The aim of this article is to support these CPOs in taking the right path here.
Situating your procurement function: A decision model
Also read: Is the Kraljic Model of Procurement Broken?
What are the options from a central delivery perspective?
The first thing to mention is that you need to start small and build more permissions. This is a long game compared to the CPO taking on the challenges from other dimensions in the above 4-box model.
On what a 'decentralized CPO' should take on, here is a potential menu of services, mapped against maturity and investment requirements.
Service offerings decision model and the journey of a CPO in a permissive procurement environment
By quadrant, let us look at three potential services:
1. Start here:
Where few permissions exist and there is limited alignment from the business
- Cross-pollinator of best practices. The central function with limited investment can become the sharer of knowledge, the knowledge manager and the spotter of good practices.
- Custodian of policies and systems. Focus policies on the what and not the how. Then, a central team can provide the principles that all business units should follow -- from a code of conduct (for buyers and suppliers) to the correct approach to negotiation (post-tender negotiation ethics for example). It will set the tone of your organization to the external world.
- Commercial center of excellence. Perhaps it’s a suite of training or an offer of help on some tricky contract or negotiations. But establishing a reputation as commercially competent is a key foundation for future departmental success.
2. Prove the case:
These services require headcount and/or systems investment of considerable size. But if the argument is won, it can form the critical mass of a core team.

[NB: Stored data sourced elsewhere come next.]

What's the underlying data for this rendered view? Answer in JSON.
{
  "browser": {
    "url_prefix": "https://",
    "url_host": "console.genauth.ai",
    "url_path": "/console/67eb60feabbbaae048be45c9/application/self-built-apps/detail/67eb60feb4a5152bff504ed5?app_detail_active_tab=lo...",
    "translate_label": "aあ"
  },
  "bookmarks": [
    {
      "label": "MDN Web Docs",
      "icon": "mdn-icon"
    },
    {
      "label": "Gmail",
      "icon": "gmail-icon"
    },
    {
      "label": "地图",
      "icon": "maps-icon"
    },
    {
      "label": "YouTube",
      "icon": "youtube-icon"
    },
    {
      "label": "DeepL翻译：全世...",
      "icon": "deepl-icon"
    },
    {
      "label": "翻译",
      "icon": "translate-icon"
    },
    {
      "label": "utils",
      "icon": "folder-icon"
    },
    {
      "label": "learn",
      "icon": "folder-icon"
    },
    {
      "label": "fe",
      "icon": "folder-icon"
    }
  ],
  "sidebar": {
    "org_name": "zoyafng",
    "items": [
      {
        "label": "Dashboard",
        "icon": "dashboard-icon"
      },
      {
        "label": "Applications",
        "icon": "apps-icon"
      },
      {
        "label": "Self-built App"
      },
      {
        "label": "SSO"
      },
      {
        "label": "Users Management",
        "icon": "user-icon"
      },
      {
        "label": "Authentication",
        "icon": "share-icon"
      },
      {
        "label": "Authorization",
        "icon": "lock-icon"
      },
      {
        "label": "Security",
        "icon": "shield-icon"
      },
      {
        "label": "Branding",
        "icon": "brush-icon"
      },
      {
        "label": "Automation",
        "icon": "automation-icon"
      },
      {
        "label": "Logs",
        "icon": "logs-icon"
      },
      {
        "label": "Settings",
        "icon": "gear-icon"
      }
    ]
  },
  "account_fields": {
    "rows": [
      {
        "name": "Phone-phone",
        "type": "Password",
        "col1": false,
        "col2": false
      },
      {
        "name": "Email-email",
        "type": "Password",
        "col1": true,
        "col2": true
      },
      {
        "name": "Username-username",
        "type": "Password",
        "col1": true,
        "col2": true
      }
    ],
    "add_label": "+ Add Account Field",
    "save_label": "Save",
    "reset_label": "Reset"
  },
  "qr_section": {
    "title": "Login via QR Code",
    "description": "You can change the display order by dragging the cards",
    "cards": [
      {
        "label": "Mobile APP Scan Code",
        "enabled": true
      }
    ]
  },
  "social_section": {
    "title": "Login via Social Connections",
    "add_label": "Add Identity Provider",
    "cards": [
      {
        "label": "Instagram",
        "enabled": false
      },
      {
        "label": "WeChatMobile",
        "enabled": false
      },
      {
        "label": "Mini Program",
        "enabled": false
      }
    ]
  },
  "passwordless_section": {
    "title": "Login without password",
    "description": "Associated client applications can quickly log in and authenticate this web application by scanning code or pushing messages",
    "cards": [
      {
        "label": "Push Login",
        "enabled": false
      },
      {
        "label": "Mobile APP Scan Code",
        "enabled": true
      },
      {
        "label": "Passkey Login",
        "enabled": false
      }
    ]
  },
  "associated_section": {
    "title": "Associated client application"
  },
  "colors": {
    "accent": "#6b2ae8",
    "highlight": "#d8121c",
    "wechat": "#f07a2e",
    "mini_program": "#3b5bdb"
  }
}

- Central initiatives. A growing number of cross-business unit requirements are emerging from stakeholder groups – reducing scope 3 emissions and critical infrastructure resilience being just two. These are ideal opportunities to strengthen your coordination role and create an infrastructure that promotes consistency and collaboration between business units.

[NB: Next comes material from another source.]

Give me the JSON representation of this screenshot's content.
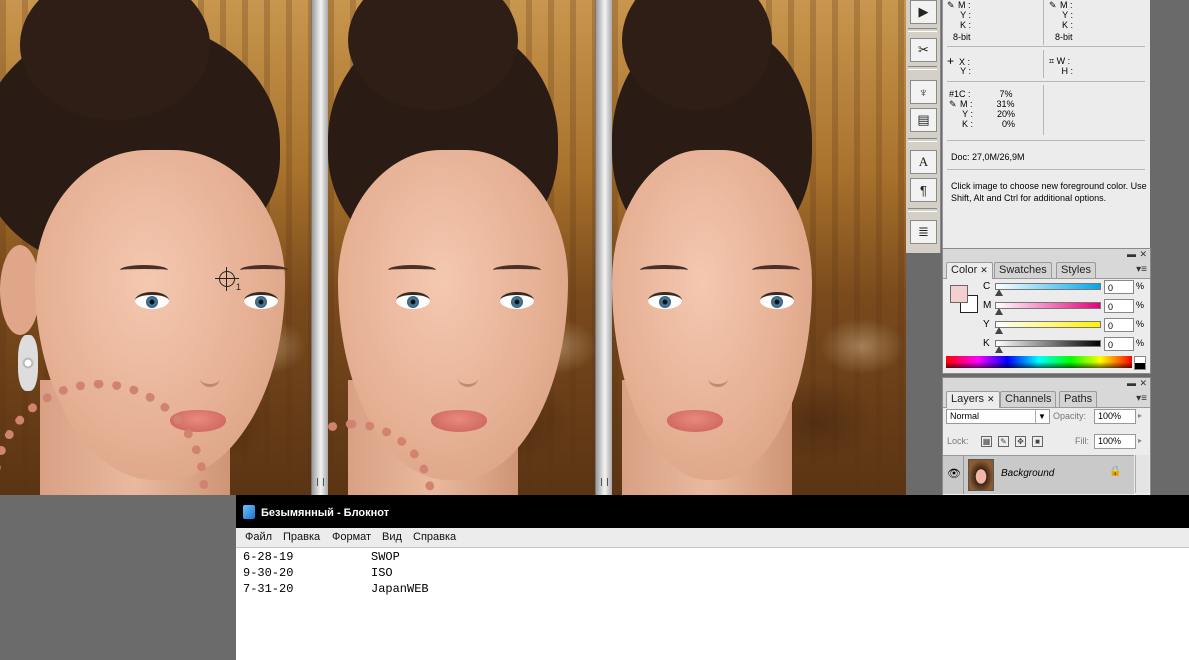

- Aggregator of common goods and services. This would appear to be a no-brainer, but amazingly, many goods that could be bought commonly and at a better scale continue to be maintained and acquired locally. If resistance is met to 'obvious' commonality (e.g., an enterprise agreement for stationery, or Microsoft licenses), then there are cultural inhibitors that may need addressed at a more senior level first.
- Spend control towers. Being able to understand the holistic spend profile with a particular supplier across business units allows for an elevation of the relationship with the supplier above what is achieved locally. One business unit dominates with buying power, but the halo effect can benefit everyone. These insights are only possible with good data and standard reporting across the portfolio.
3. Test the water:
These services are potentially of significant value but can lead to friction where the business unit feels they are giving a 'veto' to the central team.
- Dispute resolver. When a voice one step removed from a crisis is needed to bring calm judgement on a situation, then a central function can be a soothing balm in a dispute situation and offer clear, more impartial perspective.
- Large spend governor. A central point of challenge or approval over large or long-term purchase decisions is not untypical given delegated authority frameworks. However, procurement is not always an approver. Getting a 'seat at this table' increases the authority of the team and promotes good procurement matters before a significant investment is made.
- Make vs. buy provocateur. Decisions on what to outsource or bring back in house are taken on an ad-hoc basis at a functional level. A more systematic review process on an annual or bi-annual basis is emerging as a norm, and the central function is ideally placed to take on this service for business units and the corporate center.
4. Grow to here:
Mature permission-based procurement teams have evolved to provide services of quality in these areas, but they are in the minority:
- Engine room for sourcing ops: Having a shared service center for running RFPs, auctions or other competitive events can liberate the independent procurement teams of capacity whilst ensuring they still feel in control of outcomes.
- Advisory services: Having the consulting skills to support opportunity identification, operating model reviews, digital road-mapping or capability growth enables the center to dive in as a key support advisor to the retained business unit procurement team, providing high impact in a short time frame without "taking over".
- Special project SWAT team. For large and complex buys a skilled team of commercial specialists may be temporarily needed and the central unit can support them on an in-then-out basis, like the advisory services above but this time focused on project delivery.
Also read: Deciding When To Build or When To Buy a Procurement Function (Or Parts)
For readers with a private equity background, there are some parallels -- some of these services are provided in different flavors by the holding company (or their team of internal/external consultants) to their portfolio. This menu and framework of service offerings should help frame the unique needs of the permission-based Procurement corporate culture.